The Associated Press
Saturday October 21, 2000

PHOENIX – Arizona legislators, meeting in a one-day special session Friday, imposed an immediate one-year moratorium on the state’s runaway subsidy program for vehicles burning alternative clean fuels, a program now projected to cost at least 140 times what was first expected. 

The program allows residents to use rebates and tax credits to purchase alternative-fuel vehicles at about half the price of conventional cars or to convert their cars. It was initially estimated to cost $3 million. Projections now say it will cost taxpayers $420 million or more if not stopped. 

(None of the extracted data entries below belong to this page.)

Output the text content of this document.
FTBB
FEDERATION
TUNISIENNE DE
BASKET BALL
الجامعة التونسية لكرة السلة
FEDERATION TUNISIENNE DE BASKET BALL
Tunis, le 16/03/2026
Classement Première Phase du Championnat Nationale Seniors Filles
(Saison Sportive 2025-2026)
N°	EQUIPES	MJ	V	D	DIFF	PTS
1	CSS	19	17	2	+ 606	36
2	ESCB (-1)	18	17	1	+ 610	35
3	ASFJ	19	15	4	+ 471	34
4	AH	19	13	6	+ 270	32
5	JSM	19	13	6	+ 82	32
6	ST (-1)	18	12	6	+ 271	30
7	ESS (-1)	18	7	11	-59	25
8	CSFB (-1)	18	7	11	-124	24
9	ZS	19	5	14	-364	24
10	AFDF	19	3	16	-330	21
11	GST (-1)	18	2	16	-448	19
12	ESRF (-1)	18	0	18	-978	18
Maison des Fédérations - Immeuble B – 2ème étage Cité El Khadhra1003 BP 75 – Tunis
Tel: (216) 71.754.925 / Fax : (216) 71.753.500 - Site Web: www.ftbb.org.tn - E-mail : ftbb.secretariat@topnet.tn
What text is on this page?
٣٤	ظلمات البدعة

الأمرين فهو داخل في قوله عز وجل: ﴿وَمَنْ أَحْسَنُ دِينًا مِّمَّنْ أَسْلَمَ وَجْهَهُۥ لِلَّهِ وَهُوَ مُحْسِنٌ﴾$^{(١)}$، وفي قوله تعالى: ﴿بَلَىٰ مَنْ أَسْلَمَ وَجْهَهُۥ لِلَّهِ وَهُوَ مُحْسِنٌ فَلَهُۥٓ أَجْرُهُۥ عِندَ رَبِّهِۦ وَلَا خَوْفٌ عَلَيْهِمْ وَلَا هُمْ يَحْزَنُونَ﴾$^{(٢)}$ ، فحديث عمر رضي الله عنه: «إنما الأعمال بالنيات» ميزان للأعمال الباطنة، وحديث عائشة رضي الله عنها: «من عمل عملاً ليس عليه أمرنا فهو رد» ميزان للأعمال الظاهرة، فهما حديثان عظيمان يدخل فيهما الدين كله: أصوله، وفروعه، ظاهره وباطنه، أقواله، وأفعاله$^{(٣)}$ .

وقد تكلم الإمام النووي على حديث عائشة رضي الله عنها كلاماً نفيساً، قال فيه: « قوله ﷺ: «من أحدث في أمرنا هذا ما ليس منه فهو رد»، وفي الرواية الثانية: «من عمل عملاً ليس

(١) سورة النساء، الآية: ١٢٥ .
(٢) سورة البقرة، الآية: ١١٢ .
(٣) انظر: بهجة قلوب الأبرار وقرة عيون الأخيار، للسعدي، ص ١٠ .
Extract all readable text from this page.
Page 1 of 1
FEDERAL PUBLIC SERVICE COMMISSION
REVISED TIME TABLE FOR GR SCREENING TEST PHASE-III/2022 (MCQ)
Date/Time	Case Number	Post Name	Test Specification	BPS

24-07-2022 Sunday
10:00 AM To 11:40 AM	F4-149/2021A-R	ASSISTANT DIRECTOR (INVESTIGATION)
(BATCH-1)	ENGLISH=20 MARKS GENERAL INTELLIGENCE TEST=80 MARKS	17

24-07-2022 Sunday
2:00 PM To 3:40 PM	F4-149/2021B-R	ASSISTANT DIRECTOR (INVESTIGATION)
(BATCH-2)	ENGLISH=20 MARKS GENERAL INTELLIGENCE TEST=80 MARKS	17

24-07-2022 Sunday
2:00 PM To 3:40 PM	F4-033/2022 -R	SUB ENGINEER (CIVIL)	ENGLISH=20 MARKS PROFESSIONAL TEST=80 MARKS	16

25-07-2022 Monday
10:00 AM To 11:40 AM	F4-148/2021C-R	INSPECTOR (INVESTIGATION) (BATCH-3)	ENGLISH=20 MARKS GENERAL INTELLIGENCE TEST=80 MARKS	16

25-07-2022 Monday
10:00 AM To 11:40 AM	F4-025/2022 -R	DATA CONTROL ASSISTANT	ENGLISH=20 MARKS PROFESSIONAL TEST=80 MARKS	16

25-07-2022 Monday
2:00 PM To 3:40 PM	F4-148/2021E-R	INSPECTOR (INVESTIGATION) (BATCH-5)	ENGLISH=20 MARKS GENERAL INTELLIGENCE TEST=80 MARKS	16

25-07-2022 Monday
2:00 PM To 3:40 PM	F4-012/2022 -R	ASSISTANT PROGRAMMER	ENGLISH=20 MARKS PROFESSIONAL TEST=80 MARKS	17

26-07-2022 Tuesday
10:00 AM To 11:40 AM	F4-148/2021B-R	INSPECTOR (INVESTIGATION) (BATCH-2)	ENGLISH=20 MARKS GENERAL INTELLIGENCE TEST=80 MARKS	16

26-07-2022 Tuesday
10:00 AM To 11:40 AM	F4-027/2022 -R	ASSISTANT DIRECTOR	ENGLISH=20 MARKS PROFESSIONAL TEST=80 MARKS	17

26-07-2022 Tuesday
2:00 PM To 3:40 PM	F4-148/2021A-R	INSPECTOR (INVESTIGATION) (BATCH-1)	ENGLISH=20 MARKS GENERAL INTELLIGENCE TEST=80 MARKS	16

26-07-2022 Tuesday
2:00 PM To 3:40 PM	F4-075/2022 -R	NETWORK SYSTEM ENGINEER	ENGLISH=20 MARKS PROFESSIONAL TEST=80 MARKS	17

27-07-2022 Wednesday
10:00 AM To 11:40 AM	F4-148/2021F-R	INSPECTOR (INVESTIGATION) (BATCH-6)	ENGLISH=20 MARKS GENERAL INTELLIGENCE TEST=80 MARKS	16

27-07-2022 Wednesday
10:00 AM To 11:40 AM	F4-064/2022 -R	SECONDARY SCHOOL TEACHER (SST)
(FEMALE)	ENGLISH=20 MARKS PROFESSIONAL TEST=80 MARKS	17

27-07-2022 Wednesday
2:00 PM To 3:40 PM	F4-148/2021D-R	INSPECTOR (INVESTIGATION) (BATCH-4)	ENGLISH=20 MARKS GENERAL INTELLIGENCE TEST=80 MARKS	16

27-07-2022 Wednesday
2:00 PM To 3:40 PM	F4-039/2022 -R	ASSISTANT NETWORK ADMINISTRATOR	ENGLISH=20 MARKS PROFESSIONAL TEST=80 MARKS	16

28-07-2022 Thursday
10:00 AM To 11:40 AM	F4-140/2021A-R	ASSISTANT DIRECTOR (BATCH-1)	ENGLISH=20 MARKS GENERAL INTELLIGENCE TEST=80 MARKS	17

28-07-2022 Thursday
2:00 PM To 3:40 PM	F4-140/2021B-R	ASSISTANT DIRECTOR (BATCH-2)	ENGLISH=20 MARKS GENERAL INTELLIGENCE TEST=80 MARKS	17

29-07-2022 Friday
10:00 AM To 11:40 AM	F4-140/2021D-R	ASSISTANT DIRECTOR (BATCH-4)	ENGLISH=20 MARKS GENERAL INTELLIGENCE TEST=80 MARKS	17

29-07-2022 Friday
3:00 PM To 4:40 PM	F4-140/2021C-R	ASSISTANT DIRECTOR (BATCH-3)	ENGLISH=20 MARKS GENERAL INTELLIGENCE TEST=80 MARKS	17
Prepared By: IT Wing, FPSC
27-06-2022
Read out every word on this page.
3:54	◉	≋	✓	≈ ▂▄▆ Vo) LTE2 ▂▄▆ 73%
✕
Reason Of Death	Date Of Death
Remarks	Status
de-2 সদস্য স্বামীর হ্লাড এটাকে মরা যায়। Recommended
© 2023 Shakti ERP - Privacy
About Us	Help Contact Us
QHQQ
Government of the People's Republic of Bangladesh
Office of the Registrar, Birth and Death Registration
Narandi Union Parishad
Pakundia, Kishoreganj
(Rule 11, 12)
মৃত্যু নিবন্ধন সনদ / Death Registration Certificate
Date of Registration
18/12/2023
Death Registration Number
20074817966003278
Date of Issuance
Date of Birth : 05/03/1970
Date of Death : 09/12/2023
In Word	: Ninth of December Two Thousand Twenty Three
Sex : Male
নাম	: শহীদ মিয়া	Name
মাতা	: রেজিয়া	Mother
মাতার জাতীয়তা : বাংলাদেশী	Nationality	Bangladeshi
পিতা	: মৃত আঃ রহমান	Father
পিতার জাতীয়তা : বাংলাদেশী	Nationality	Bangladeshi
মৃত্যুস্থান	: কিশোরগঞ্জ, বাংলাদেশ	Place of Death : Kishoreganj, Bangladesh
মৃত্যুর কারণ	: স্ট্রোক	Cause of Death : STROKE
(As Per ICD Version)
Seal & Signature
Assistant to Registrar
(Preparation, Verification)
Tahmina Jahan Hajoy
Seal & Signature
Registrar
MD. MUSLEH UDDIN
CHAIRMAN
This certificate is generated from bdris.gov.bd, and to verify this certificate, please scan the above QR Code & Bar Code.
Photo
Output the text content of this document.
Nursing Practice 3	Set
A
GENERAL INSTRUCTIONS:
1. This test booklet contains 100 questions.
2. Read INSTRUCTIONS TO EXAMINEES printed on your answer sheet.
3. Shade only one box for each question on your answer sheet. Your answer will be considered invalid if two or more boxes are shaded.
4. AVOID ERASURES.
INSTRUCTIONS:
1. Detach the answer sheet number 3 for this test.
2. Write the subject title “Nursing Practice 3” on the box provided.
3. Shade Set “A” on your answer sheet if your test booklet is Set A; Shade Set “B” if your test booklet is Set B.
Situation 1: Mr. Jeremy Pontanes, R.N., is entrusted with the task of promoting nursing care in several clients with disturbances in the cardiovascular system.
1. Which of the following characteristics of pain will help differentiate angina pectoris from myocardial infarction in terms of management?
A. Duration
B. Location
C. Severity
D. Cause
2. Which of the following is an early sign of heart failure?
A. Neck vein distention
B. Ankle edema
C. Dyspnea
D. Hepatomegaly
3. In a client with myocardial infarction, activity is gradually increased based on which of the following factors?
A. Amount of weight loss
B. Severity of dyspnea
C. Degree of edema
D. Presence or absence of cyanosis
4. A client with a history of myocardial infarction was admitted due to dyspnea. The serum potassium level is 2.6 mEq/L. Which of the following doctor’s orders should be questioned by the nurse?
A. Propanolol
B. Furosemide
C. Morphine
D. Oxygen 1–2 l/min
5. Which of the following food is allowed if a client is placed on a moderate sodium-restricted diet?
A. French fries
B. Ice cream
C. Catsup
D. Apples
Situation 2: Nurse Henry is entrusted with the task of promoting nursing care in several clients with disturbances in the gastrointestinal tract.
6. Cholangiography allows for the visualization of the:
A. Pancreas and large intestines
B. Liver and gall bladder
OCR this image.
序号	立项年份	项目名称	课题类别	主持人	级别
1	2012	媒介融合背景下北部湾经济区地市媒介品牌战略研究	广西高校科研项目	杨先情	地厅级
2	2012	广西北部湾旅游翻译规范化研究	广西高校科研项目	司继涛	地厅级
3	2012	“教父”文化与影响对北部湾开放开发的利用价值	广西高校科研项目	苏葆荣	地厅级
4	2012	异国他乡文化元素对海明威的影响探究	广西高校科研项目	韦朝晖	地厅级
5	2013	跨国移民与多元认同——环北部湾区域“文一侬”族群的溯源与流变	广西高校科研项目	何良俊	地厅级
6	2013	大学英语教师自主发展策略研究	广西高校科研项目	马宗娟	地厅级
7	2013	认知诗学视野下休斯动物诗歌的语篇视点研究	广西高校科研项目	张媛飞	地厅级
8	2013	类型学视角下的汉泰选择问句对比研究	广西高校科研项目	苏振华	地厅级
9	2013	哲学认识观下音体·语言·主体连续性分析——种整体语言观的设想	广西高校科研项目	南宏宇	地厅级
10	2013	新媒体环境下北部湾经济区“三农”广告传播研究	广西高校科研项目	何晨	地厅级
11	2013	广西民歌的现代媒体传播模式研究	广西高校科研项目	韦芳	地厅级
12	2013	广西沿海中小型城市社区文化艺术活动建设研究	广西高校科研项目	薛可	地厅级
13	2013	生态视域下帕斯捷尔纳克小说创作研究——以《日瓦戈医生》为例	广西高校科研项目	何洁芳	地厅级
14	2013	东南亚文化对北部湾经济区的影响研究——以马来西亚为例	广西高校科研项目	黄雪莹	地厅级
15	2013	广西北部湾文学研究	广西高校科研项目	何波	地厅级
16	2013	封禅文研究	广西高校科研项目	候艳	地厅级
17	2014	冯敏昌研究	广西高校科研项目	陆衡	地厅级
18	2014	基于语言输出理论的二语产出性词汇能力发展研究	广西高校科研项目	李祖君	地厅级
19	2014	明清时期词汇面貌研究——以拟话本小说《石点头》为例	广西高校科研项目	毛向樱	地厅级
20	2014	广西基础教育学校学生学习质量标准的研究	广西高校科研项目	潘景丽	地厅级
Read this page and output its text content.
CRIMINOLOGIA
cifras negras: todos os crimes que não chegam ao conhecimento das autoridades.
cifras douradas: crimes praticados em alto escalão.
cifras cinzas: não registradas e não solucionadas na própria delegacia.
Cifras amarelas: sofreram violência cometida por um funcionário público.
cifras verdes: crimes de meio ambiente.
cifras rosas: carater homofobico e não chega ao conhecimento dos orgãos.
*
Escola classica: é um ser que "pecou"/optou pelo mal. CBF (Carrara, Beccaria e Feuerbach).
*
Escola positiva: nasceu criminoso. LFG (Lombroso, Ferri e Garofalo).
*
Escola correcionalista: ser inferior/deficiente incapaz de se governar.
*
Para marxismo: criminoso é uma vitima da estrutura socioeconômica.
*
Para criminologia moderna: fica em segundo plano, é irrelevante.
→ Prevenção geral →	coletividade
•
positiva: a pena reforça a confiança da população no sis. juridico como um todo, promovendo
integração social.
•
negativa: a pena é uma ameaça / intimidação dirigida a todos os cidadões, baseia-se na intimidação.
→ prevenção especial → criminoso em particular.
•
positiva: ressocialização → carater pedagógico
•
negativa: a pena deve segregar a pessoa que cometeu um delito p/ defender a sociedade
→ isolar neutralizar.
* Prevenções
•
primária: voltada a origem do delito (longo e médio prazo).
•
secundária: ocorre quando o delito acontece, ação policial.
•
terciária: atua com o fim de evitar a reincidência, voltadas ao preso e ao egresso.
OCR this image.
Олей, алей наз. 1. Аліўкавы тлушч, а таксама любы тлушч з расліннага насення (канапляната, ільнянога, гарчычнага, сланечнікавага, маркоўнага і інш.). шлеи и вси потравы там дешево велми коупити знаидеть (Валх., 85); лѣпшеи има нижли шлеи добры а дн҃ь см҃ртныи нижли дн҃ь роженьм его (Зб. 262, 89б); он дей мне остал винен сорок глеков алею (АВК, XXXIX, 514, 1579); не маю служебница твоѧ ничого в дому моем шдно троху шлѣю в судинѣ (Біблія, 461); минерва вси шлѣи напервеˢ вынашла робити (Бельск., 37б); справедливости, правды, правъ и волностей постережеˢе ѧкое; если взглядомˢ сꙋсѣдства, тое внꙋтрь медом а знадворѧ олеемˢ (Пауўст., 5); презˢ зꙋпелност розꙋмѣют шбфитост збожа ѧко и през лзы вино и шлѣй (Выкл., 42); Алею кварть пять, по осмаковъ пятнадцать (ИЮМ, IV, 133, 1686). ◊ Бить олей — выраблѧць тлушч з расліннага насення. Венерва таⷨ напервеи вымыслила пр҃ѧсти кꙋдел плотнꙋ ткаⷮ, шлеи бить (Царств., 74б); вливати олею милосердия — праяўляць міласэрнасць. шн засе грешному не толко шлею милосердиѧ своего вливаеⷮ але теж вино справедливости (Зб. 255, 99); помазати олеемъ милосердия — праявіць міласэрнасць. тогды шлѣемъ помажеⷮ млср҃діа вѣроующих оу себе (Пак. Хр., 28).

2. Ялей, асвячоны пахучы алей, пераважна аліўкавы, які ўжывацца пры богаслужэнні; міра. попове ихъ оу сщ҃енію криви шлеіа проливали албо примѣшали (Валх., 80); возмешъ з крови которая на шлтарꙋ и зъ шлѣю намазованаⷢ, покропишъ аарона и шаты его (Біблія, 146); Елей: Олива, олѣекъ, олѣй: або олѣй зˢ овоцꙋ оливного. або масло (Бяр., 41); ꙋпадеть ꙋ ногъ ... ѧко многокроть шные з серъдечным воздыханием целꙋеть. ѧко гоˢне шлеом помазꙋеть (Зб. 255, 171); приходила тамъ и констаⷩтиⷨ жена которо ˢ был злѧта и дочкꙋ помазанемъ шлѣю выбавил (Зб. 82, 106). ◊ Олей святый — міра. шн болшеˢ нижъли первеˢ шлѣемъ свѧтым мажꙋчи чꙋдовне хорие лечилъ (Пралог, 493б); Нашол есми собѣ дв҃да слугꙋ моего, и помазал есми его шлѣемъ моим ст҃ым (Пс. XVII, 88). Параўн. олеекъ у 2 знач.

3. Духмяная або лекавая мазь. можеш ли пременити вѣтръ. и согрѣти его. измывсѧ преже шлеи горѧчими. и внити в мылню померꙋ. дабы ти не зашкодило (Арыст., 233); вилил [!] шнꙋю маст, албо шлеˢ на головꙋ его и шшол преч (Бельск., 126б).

“This is what I would call a budget obscenity,” said Sen. Chris Cummiskey, D-Phoenix, at a Senate Finance Committee hearing Thursday. “We’ve got a situation here where we’re on the verge of bankrupting the state.” 

The Legislature voted Friday afternoon to pass the moratorium bill, which would cover contracts signed beginning Friday to buy alternative fuel vehicles or convert conventional cars. Gov. Jane Hull signed the bill two hours later. 

In hearings Thursday, lawmakers questioned how the program could have been so far off the mark. 

The Legislature’s budget director said it wasn’t clear last spring how popular the generous tax credits and incentives would become. 

“We did not step back and say what was the overall effect,” said Richard Stavneak of the Joint Legislative Budget Committee staff. “We found out the magnitude of the problem at the same time as everyone else.” 

A Hull aide said the surge in interest did not become apparent until late August and that action was taken once the trend was confirmed in September. 

But some senators said lawmakers should look in the mirror before second-guessing, noting the bill was rushed through in the closing days of the session. 

“When we do these things ... we run the risk that these types of things will slip through,” said Republican Sen. Ed Cirillo. He said he was “extremely embarrassed” by the legislation and its problems. 

Hull and lawmakers said they hope to use the one-year moratorium to craft changes in the loophole-riddled program to salvage it, in hopes of getting clean-air benefits. 

Some of the changes being discussed would require subsidized vehicles to actually use alternative fuels – they aren’t now – and would limit subsidies to the manufacturers’ suggested retail prices, excluding expensive add-ons such as leather seats and stereos that now are subsidized.